Real Returns . Does value investing work in India? bl-premium-article-image

Aarati Krishnan Updated - November 24, 2019 at 05:19 PM.

It does, and it improves investors’ odds of getting higher returns

Pose this question to any random group of investors or professional fund managers in India today and the majority opinion is likely to be a ‘no’.

In the past decade, Indian investors who have sworn by the growth style of investing have left their value-seeking counterparts in the dust.

If you list 10-year multi-bagger stocks, most of them started out with expensive valuations but have only gotten pricier over the decade, as they churned out a steady profit growth immune to economic ups and downs. ‘Cheap’ stocks with less predictable earnings, in contrast, have only gotten cheaper in this period.

With recent portfolio performance in their favour, growth- style investors have many convincing-sounding arguments for why value investing is a washout in India.

One is that stocks trading at low valuations in India often represent businesses that are sinking or badly governed, essentially making them value traps.

Another is that given the high growth trajectory of the economy, India is inherently a growth market. Value investing is for unlucky folks in mature markets such as the US where growth is hard to come by.

But the problem with such arguments is that they are heavily influenced by the recent experience. If you don’t go by trailing returns, how has value-investing fared in India against growth investing? Not badly at all, we found by running a rolling- return analysis on the MSCI India Growth and Value indices over the past 19 years.

To gauge the actual return experience of investors who adhered to the value or growth styles of investing, we ran five-year rolling returns on the month-end MSCI India Growth and Value indices on a gross return basis, for the entire period from December 2001 to October 2019.

The analysis showed that investors in the MSCI India Value Index, on an average, earned a five-year return (CAGR) of 14.9 per cent over this 19-year period, while investors in the MSCI India Growth Index averaged 12.9 per cent.

Averages are fine, but did value-investing manage higher returns when the times were good?

Well, the distribution of five-year returns over this long period shows that value-style investing improved the investor’s odds of making a high return.

For instance, out of the 215 month-end periods we looked at, the MSCI India Value Index delivered a return of 15 per cent or more, a good 38 per cent of the time. The MSCI India Growth Index managed this only 28 per cent of the time.

The MSCI India Value index also improved your chances of a 20-plus per cent plus return with a 21 per cent chance, while growth style did it only 12 per cent of the time.
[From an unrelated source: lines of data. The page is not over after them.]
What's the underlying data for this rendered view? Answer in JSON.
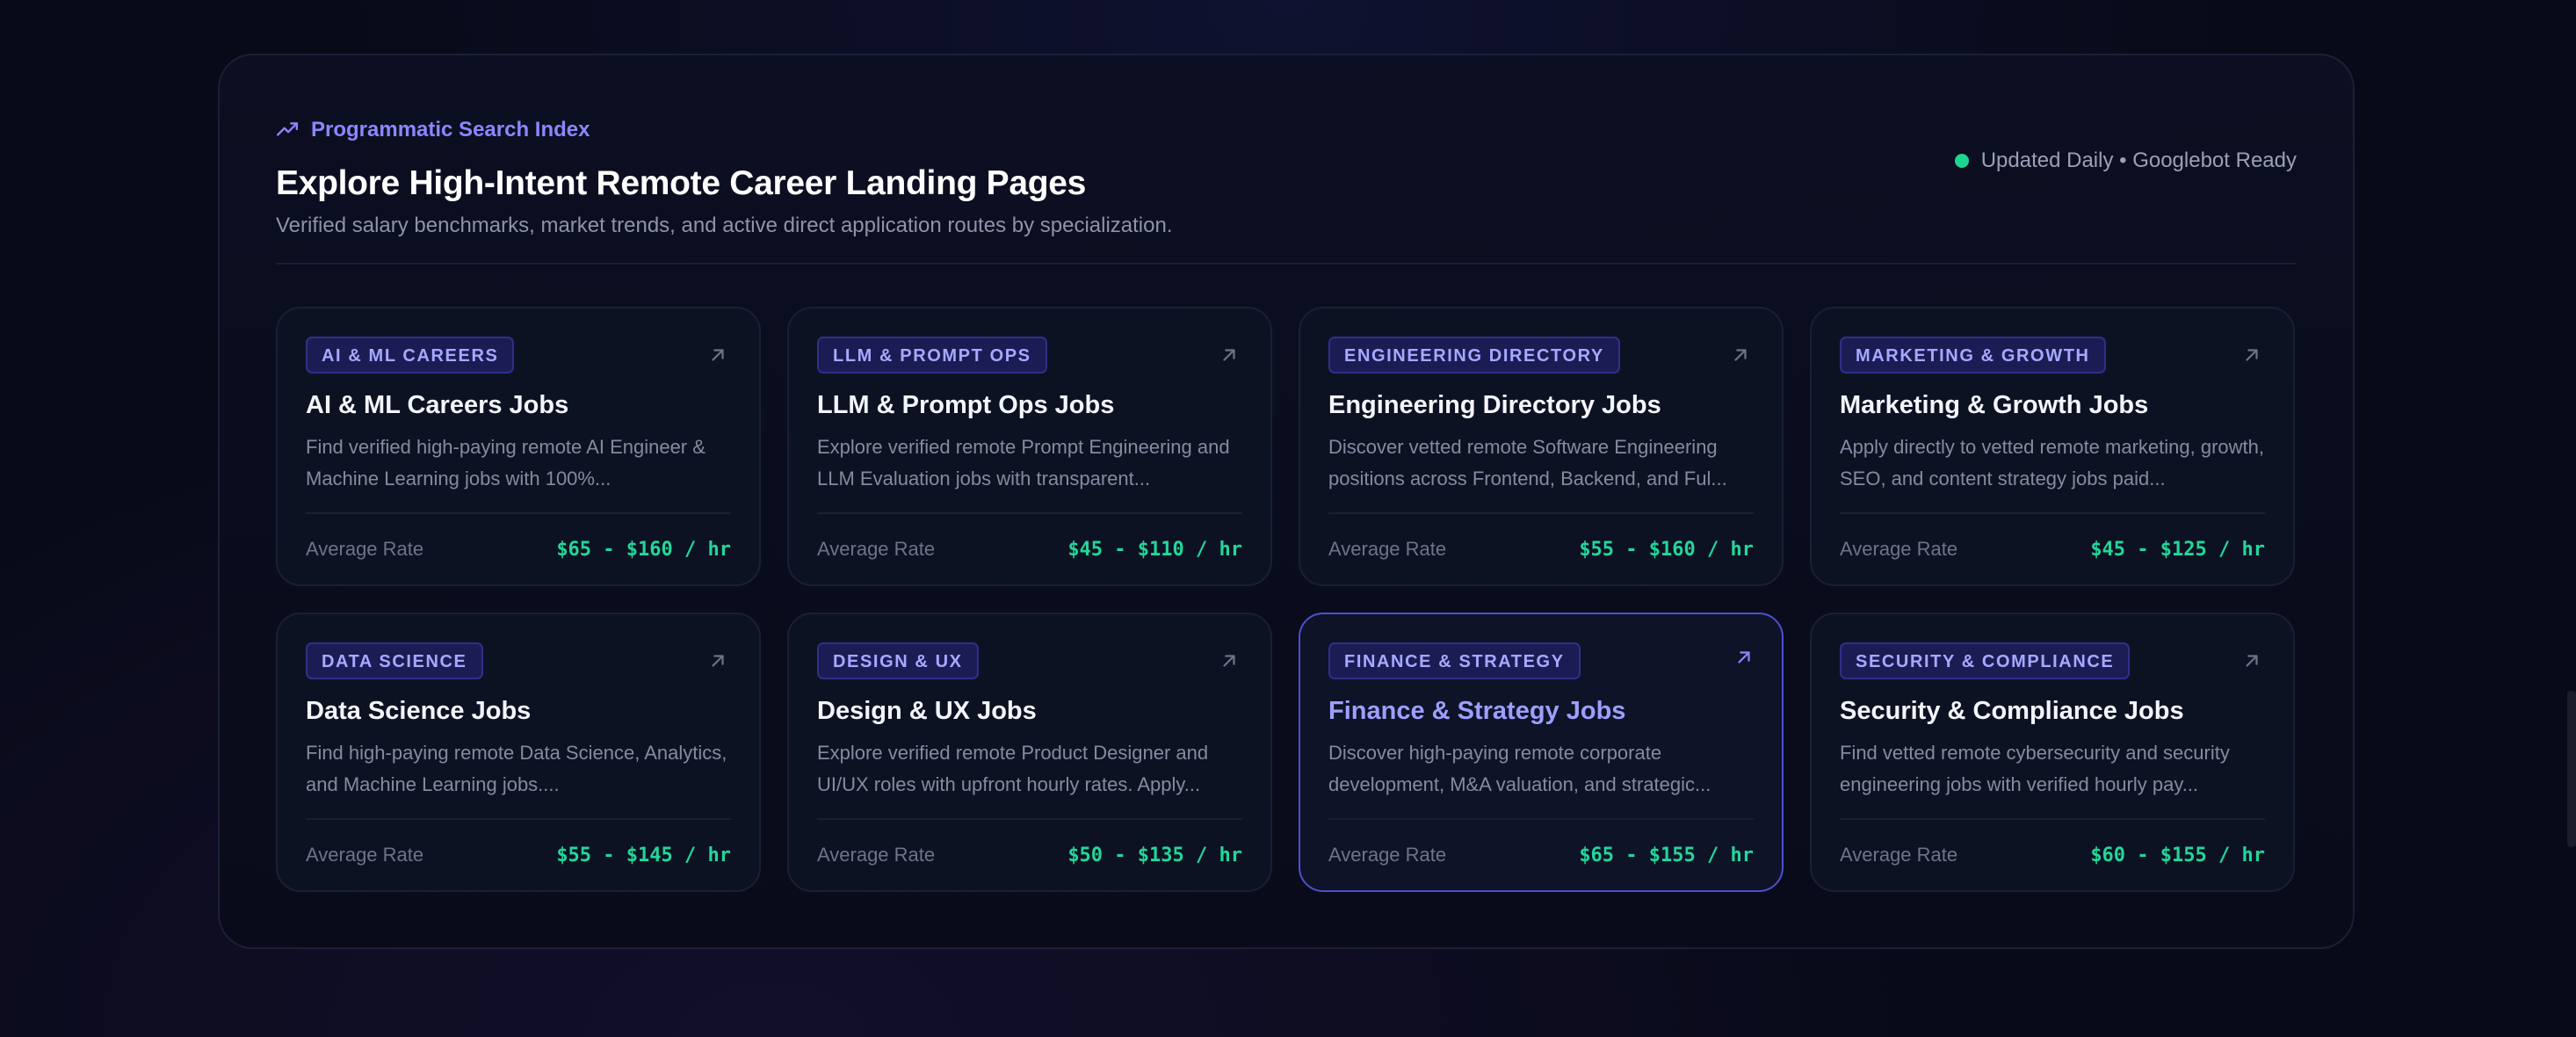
{
  "header": {
    "eyebrow": "Programmatic Search Index",
    "title": "Explore High-Intent Remote Career Landing Pages",
    "subtitle": "Verified salary benchmarks, market trends, and active direct application routes by specialization.",
    "status": "Updated Daily • Googlebot Ready"
  },
  "colors": {
    "accent": "#8b87ff",
    "rate": "#22d79a",
    "status_dot": "#1ed58f"
  },
  "cards": [
    {
      "badge": "AI & ML CAREERS",
      "title": "AI & ML Careers Jobs",
      "desc": "Find verified high-paying remote AI Engineer & Machine Learning jobs with 100%...",
      "rate_label": "Average Rate",
      "rate": "$65 - $160 / hr"
    },
    {
      "badge": "LLM & PROMPT OPS",
      "title": "LLM & Prompt Ops Jobs",
      "desc": "Explore verified remote Prompt Engineering and LLM Evaluation jobs with transparent...",
      "rate_label": "Average Rate",
      "rate": "$45 - $110 / hr"
    },
    {
      "badge": "ENGINEERING DIRECTORY",
      "title": "Engineering Directory Jobs",
      "desc": "Discover vetted remote Software Engineering positions across Frontend, Backend, and Ful...",
      "rate_label": "Average Rate",
      "rate": "$55 - $160 / hr"
    },
    {
      "badge": "MARKETING & GROWTH",
      "title": "Marketing & Growth Jobs",
      "desc": "Apply directly to vetted remote marketing, growth, SEO, and content strategy jobs paid...",
      "rate_label": "Average Rate",
      "rate": "$45 - $125 / hr"
    },
    {
      "badge": "DATA SCIENCE",
      "title": "Data Science Jobs",
      "desc": "Find high-paying remote Data Science, Analytics, and Machine Learning jobs....",
      "rate_label": "Average Rate",
      "rate": "$55 - $145 / hr"
    },
    {
      "badge": "DESIGN & UX",
      "title": "Design & UX Jobs",
      "desc": "Explore verified remote Product Designer and UI/UX roles with upfront hourly rates. Apply...",
      "rate_label": "Average Rate",
      "rate": "$50 - $135 / hr"
    },
    {
      "badge": "FINANCE & STRATEGY",
      "title": "Finance & Strategy Jobs",
      "desc": "Discover high-paying remote corporate development, M&A valuation, and strategic...",
      "rate_label": "Average Rate",
      "rate": "$65 - $155 / hr"
    },
    {
      "badge": "SECURITY & COMPLIANCE",
      "title": "Security & Compliance Jobs",
      "desc": "Find vetted remote cybersecurity and security engineering jobs with verified hourly pay...",
      "rate_label": "Average Rate",
      "rate": "$60 - $155 / hr"
    }
  ]
}
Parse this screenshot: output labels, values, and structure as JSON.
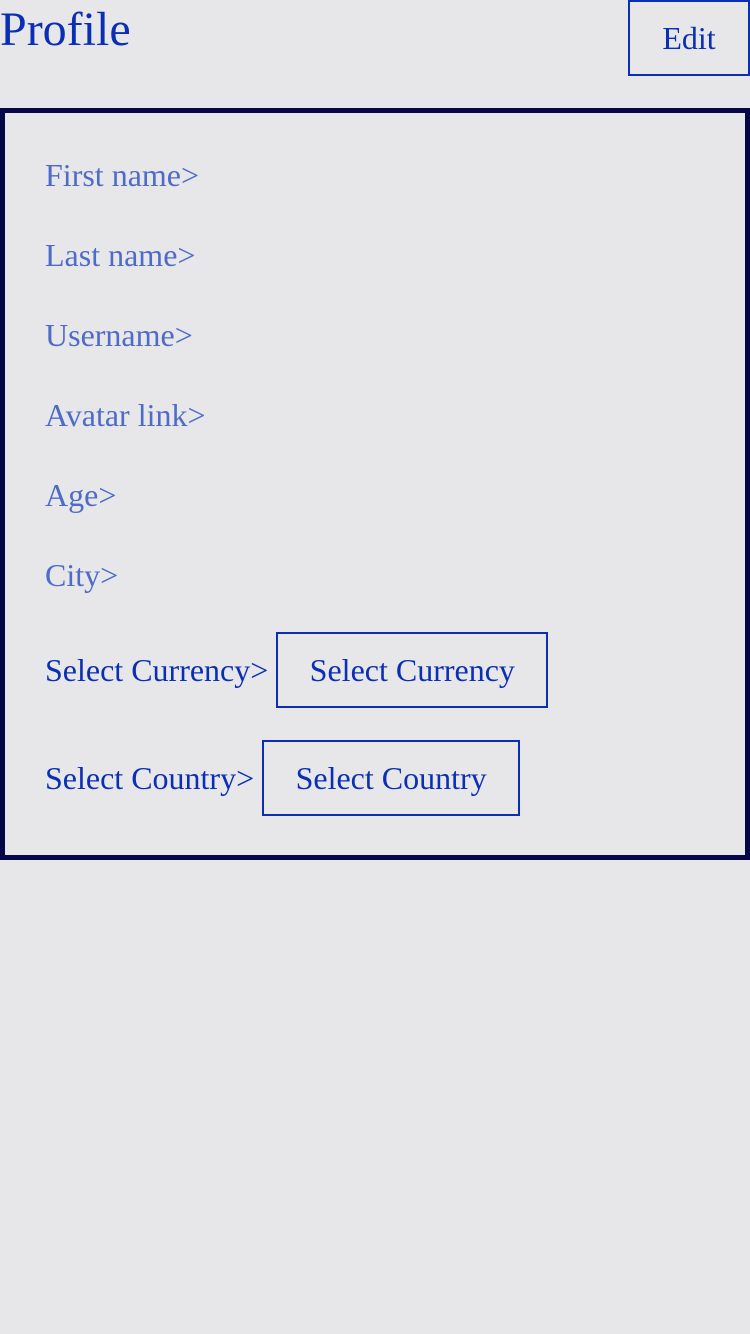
{
  "header": {
    "title": "Profile",
    "edit_label": "Edit"
  },
  "fields": {
    "first_name": "First name>",
    "last_name": "Last name>",
    "username": "Username>",
    "avatar_link": "Avatar link>",
    "age": "Age>",
    "city": "City>"
  },
  "currency": {
    "label": "Select Currency>",
    "button_label": "Select Currency"
  },
  "country": {
    "label": "Select Country>",
    "button_label": "Select Country"
  },
  "colors": {
    "background": "#e7e7e9",
    "primary": "#0a2fb4",
    "field_text": "#4e6bc9",
    "panel_border": "#050747"
  }
}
The only blot on value-investing was that, over five-year periods, it exposes investors to a higher probability of losses. Investing for five years, value investors encountered losses 9 per cent of the time while growth style investors faced them only 4 per cent of the time.

Stretch the investment horizon to 10 years and the results still favour value-investing. On 10-year rolling returns, we found that the MSCI India Value Index beats a 15 per cent return, a good 62 per cent of the time while the MSCI India Growth Index was well behind at 41 per cent.

When they perform

The above statistics clearly show that value-investing is far from a washout in India. But are there some phases of the market when value does well and others when growth takes over? Well, a comparison of calendar-year returns on the two rival indices since 1998 shows that the MSCI Value fared better than the MSCI Growth in 12 of the 21 years.
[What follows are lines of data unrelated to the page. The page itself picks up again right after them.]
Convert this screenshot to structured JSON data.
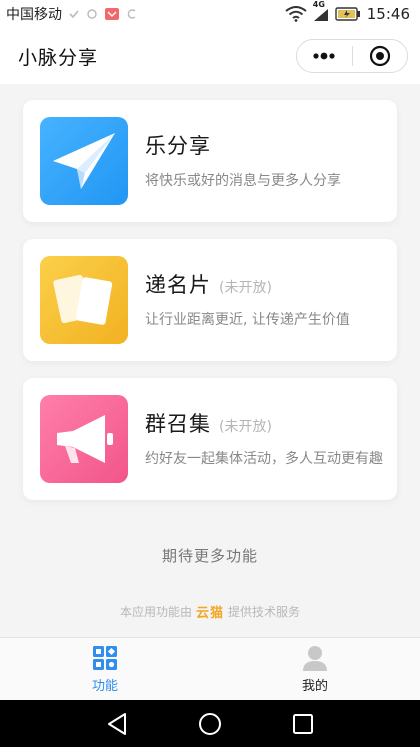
{
  "status_bar": {
    "carrier": "中国移动",
    "network": "4G",
    "time": "15:46"
  },
  "header": {
    "title": "小脉分享"
  },
  "cards": [
    {
      "title": "乐分享",
      "badge": "",
      "description": "将快乐或好的消息与更多人分享",
      "icon": "paper-plane-icon",
      "color": "#35a4f5"
    },
    {
      "title": "递名片",
      "badge": "(未开放)",
      "description": "让行业距离更近, 让传递产生价值",
      "icon": "business-card-icon",
      "color": "#f7c23b"
    },
    {
      "title": "群召集",
      "badge": "(未开放)",
      "description": "约好友一起集体活动，多人互动更有趣",
      "icon": "megaphone-icon",
      "color": "#f66a9a"
    }
  ],
  "more_functions": "期待更多功能",
  "footer": {
    "prefix": "本应用功能由",
    "brand": "云猫",
    "suffix": "提供技术服务"
  },
  "tabs": [
    {
      "label": "功能",
      "icon": "grid-icon",
      "active": true
    },
    {
      "label": "我的",
      "icon": "user-icon",
      "active": false
    }
  ],
  "colors": {
    "accent": "#2f8ef0",
    "brand": "#f5a623"
  }
}
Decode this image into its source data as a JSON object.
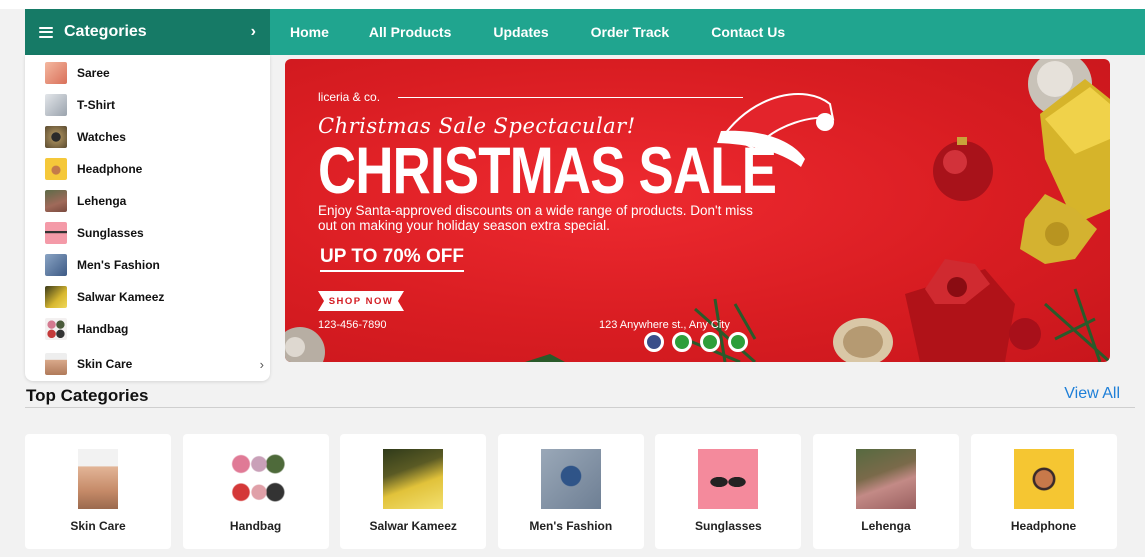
{
  "navbar": {
    "categories_label": "Categories",
    "links": [
      "Home",
      "All Products",
      "Updates",
      "Order Track",
      "Contact Us"
    ]
  },
  "sidebar": {
    "items": [
      {
        "label": "Saree",
        "icon": "saree-thumb",
        "color": "#e9967a"
      },
      {
        "label": "T-Shirt",
        "icon": "tshirt-thumb",
        "color": "#c9cfd6"
      },
      {
        "label": "Watches",
        "icon": "watches-thumb",
        "color": "#6b5a3c"
      },
      {
        "label": "Headphone",
        "icon": "headphone-thumb",
        "color": "#f2c230"
      },
      {
        "label": "Lehenga",
        "icon": "lehenga-thumb",
        "color": "#8a5a4a"
      },
      {
        "label": "Sunglasses",
        "icon": "sunglasses-thumb",
        "color": "#f08fa0"
      },
      {
        "label": "Men's Fashion",
        "icon": "mens-fashion-thumb",
        "color": "#5a78a0"
      },
      {
        "label": "Salwar Kameez",
        "icon": "salwar-kameez-thumb",
        "color": "#c8a020"
      },
      {
        "label": "Handbag",
        "icon": "handbag-thumb",
        "color": "#c07a90"
      },
      {
        "label": "Skin Care",
        "icon": "skin-care-thumb",
        "color": "#caa58a"
      }
    ]
  },
  "banner": {
    "brand": "liceria & co.",
    "script_title": "Christmas Sale Spectacular!",
    "headline": "CHRISTMAS SALE",
    "description": "Enjoy Santa-approved discounts on a wide range of products. Don't miss out on making your holiday season extra special.",
    "offer": "UP TO 70% OFF",
    "cta": "SHOP NOW",
    "phone": "123-456-7890",
    "address": "123 Anywhere st., Any City",
    "background_color": "#d91d22",
    "slider_dots": [
      {
        "color": "#3a4f8a",
        "active": true
      },
      {
        "color": "#2e9e3a",
        "active": false
      },
      {
        "color": "#2e9e3a",
        "active": false
      },
      {
        "color": "#2e9e3a",
        "active": false
      }
    ]
  },
  "top_categories": {
    "title": "Top Categories",
    "view_all": "View All",
    "cards": [
      {
        "label": "Skin Care",
        "icon": "skin-care-image"
      },
      {
        "label": "Handbag",
        "icon": "handbag-image"
      },
      {
        "label": "Salwar Kameez",
        "icon": "salwar-kameez-image"
      },
      {
        "label": "Men's Fashion",
        "icon": "mens-fashion-image"
      },
      {
        "label": "Sunglasses",
        "icon": "sunglasses-image"
      },
      {
        "label": "Lehenga",
        "icon": "lehenga-image"
      },
      {
        "label": "Headphone",
        "icon": "headphone-image"
      }
    ]
  },
  "colors": {
    "nav_bar": "#20a58f",
    "category_header": "#167a66",
    "link_blue": "#1e7fd8"
  }
}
The years in which the MSCI Value Index significantly beat the Growth Index were 2000, 2002, 2003, 2007, 2008 and 2016. The years where Growth trumped Value by big margins were 1999, 2004, 2010 and every year from 2012 to 2015. This explains why growth investors have fared so much better in the past decade.

Broadly, the calendaryear returns suggest that value style investing contains losses better than growth in big bear markets. It also delivers bigger gains in the initial legs of a new bull market. But when a bull market takes wing and establishes itself, growth stocks overtake their value counterparts.

Caveats

The above results must be read with a few caveats. One, a big factor, which pegs up the long-term return on value style investing relative to growth is the contribution from dividends. By end-October 2019, the MSCI India Value sported a price-earnings multiple of 18 times and a dividend yield of 1.99 per cent.

In contrast, the MSCI Growth Index sported a PE of 31 and a dividend yield of just 0.80 per cent. The extra 1.2 percentage point that dividends add to the returns of the MSCI Value Index contributes in a big way to its outperformance. If you are a value investor, this argues for methodically reinvesting your dividend receipts.

Two, our use of the MSCI India indices for this exercise leads to a large-cap bias in the results. Even the value stocks that we are talking about here are not unknown businesses trading at rock-bottom valuations waiting to be discovered, but large and well-known franchises trading at relative discounts to the market.

The top five constituents in the MSCI India Value Index in October were Reliance, Infosys, HDFC, Bharti Airtel and SBI, while those in the Growth Index were TCS, Axis Bank, HUL, HDFC and ICICI Bank.